The day that ensued was very chaotic. It is not worth going into all of the different phases and schemes that we thought up to get out of the mess. I will just tell you what we concluded on: Andrew flew home that day from La Crosse airport, getting a cab, and leaving his equipment behind. Toby and Mia rented a 2-seater one-way U-Haul in order to get home with the gear, and left Tomah that night. I bought a plane ticket online at a local library and flew home the next morning, out of La Crosse (the night that I spent alone in Tomah was legendarily depressing).
State College, PA
Toby and Mia made it to State College, PA in just under two days, time enough to play the show that Tartar Lamb had booked there. Allegedly, the show went well.
I arrived back in New York City several days earlier than I planned, which allowed me to get back to my jobs a little earlier and earn a little more money.
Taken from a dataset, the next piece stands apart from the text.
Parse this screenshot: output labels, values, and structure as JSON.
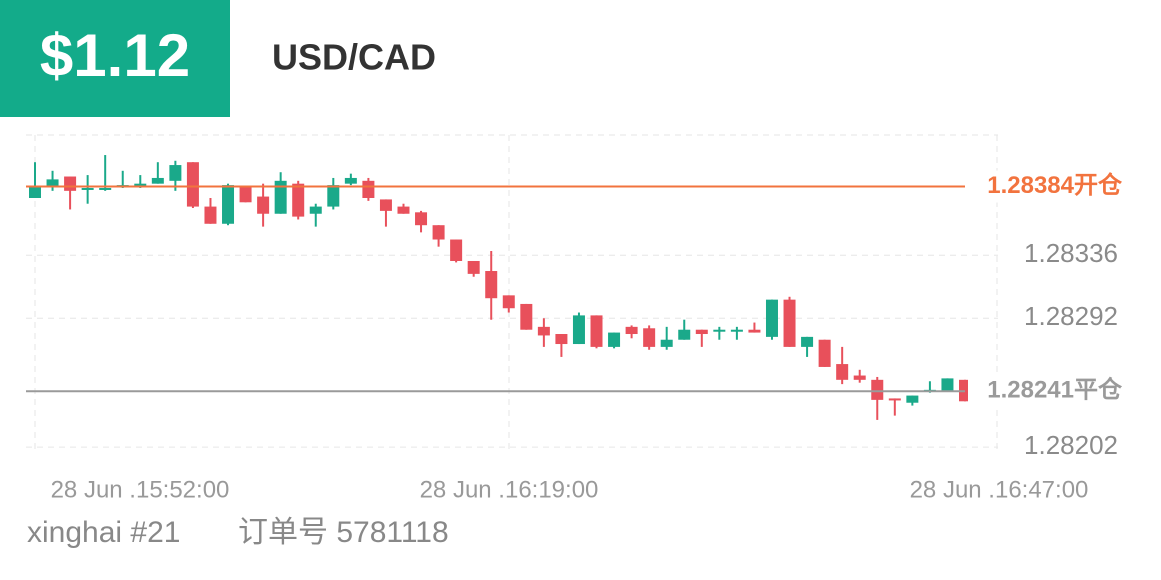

This was good in light of some of the unexpected financial losses that I incurred during the tragic final days of the tour.
Toby and Mia rolled up in the U-Haul in good time to play our Brooklyn show at the Water Street Lounge on Friday, January 20th. I met up with them at the Water Street Restaurant, above the Lounge, while they were eating a complimentary meal. Make A Rising from Philadelphia was the first band. I had never seen them before, though I had known the members for several years, and loved what I had heard on record. Their theatrical performance (which includes a boat and a large lobster) was a delight.
Hazel-Rah and Tartar Lamb played second. Our sets went over very well with our home-town crowd, and I felt great about that. The night ended with a set by the James Plotkin/Tim Wyskida duo.
It is worth noting a little of what happened to Toby after the tour. Toby returned the one-way U-Haul to the depot in Connecticut, and that went well. However, a major loop was thrown at him when he realized that it would be more expensive to “junk” the van and leave it in Wisconsin (and pay off the loan) than it would be to get it fixed. This began a chain of very extreme events.
Follow me here: Toby was now in Connecticut at his home in the town of Meriden. To leave the van in Wisconsin for any amount of time would mean more money, so the sooner he acted, the better. There is a Greyhound that, believe it or not, goes right to Tomah. Less than a week after beginning to settle down after this rather traumatic tour experience, Toby jumped into the Greyhound, and headed back for Tomah. This took a few days. After picking up the van, he then proceeded again to cross over half of the country (this would be the 6th time going such a distance in a little over a month); and for this final time he was alone. I have received the impression that much of the music on the new Kayo Dot album (Blue Lambency Downward) reflects this experience, and others like it that arose in that season.